The scars of years past are evident in the ceiling, drywall, and doorframe. Permanent eye hooks screwed into the ceiling joists accommodate wire that helps hold the massive section of spruce upright. Robbie reprises his dad’s old tradition of firing up the chainsaw in the house to square off the trunk to get it to fit the treestand—which is store-bought, but industrial, and has been reinforced over the years. The boys wrestle the tree upright while Karen and Shelagh direct traffic and keep the curious family dogs out of the way. The moment of truth comes at the undoing of the ratchet straps, truly letting the huge limbs unfurl to take up nearly the entire living room. A bit of spinning is possible to ensure that the best side is facing out.
Once the tree’s up there’s a moment of respite, pizza, and beer. The carpeting is coated in needles and sawdust, arms are covered in red welts and scratches. Some years, decoration comes over the course of the next several weeks. But this year, Jon jumps right into lighting the beauty, using a long-handled claw stick to wrap endless strands around and around every last branch—3,000 lights in total. Everyone chips in with ornaments, digging into countless ski boot boxes full of them.
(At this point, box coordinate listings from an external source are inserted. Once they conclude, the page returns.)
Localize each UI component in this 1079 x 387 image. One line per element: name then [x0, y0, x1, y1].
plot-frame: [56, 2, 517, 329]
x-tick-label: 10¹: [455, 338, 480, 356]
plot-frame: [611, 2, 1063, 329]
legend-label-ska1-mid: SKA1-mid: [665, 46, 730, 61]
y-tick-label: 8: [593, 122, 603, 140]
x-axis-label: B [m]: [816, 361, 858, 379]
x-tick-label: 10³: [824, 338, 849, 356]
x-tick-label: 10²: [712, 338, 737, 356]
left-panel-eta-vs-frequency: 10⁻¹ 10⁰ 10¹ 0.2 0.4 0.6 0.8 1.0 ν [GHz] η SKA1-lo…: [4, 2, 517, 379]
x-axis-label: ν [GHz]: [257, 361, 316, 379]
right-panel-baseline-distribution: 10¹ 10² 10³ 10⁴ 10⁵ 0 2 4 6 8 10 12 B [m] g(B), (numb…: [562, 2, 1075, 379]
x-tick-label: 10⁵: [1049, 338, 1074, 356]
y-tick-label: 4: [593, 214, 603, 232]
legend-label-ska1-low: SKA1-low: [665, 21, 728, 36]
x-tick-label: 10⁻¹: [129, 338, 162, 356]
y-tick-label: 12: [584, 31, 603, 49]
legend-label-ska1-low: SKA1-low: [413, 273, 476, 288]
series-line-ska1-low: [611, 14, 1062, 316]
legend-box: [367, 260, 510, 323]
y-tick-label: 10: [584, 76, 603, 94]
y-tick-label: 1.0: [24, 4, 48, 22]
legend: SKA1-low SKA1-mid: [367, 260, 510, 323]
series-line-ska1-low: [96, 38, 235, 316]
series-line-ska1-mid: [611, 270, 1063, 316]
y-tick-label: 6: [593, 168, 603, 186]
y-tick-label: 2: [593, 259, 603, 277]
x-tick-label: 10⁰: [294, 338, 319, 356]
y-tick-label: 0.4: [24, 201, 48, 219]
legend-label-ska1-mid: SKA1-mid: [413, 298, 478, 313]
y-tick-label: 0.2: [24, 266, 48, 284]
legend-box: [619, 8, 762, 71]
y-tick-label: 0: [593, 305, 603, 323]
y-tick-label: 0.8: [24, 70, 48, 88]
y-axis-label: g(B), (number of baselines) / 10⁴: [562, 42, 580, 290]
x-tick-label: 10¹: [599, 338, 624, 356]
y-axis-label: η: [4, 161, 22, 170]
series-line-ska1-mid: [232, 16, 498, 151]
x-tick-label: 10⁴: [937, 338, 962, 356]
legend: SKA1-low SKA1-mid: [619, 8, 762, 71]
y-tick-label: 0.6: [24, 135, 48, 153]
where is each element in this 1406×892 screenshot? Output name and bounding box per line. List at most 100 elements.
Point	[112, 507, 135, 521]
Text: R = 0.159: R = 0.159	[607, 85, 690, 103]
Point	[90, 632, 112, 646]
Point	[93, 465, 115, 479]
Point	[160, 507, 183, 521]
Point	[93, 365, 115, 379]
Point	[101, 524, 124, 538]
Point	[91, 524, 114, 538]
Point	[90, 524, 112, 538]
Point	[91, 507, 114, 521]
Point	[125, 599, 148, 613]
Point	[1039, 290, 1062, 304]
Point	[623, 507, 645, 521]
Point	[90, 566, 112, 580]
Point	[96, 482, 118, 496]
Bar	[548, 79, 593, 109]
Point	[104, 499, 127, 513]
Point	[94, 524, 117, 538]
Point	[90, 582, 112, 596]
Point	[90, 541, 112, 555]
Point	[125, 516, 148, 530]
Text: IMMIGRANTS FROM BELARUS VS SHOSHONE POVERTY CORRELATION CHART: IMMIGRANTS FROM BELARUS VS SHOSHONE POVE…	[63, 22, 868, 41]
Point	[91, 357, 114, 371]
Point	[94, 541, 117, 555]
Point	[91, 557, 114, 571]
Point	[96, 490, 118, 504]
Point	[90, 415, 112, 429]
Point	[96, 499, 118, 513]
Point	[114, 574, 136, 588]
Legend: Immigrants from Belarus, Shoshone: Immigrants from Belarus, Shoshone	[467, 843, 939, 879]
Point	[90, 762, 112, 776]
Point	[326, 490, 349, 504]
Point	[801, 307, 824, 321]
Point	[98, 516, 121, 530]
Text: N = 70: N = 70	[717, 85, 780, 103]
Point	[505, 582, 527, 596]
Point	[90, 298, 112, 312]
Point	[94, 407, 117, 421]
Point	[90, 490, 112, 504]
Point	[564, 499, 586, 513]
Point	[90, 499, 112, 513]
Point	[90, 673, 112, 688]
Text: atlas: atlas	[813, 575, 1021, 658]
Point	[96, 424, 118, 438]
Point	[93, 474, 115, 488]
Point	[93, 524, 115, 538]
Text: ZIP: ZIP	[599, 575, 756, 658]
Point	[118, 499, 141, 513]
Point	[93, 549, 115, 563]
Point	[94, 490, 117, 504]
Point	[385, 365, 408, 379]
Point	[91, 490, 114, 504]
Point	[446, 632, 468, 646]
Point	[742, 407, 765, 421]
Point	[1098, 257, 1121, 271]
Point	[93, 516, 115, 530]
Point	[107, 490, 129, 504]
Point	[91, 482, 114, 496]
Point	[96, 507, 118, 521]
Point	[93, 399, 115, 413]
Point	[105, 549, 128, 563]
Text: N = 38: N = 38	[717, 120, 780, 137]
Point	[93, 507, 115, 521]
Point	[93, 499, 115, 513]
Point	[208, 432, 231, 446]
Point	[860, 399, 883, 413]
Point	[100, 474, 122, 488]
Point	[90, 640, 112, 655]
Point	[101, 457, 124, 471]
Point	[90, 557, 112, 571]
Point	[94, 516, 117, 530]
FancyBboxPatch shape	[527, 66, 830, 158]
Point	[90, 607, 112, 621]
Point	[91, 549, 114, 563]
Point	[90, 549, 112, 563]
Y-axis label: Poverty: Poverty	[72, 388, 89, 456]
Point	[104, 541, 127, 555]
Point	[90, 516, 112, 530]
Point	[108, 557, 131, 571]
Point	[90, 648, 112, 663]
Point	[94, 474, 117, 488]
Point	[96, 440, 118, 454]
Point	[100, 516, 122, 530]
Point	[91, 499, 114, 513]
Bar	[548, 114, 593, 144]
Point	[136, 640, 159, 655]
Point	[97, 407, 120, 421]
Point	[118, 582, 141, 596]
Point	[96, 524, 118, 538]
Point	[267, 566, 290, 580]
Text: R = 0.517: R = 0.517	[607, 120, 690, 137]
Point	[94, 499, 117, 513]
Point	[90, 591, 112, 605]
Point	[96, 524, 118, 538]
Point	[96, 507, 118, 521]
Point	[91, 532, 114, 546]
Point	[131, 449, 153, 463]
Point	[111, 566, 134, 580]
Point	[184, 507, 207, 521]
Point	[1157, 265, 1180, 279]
The final few ornaments, angels, and a train set running underneath the gargantuan limbs won’t be in place until the final days before Christmas, but for now it’s time to call it a night; time to sit down, embrace the wonderful evergreen smell that now permeates the entire house, and talk about what makes it all worth it.
“It all comes down to the joy,” Karen says. “I know what’s coming. Once it’s all finished it’s just beautiful, and the kids come over and sit here at night to look at it. Friends come in, they take one look, and they just start laughing. It brings joy. Christmas joy.”
“A lot of traditions come and go,” Robbie says. “Oh, we always go to this play, or we always do this, or whatever. But this has been one that stuck, and I don't know if there really is a why. It's really a why not? My parents love Christmas. Honestly, when it's all decorated, just sitting there at night—they don't have a big fancy house—but sitting there at night with this giant Christmas tree in this little 2,000 square-foot ranch house, it's just funny. And at the same time, it's just so peaceful. The glow of that tree with a thousand lights on it, it's just nice. It's a ridiculous tradition that is just so enjoyable.”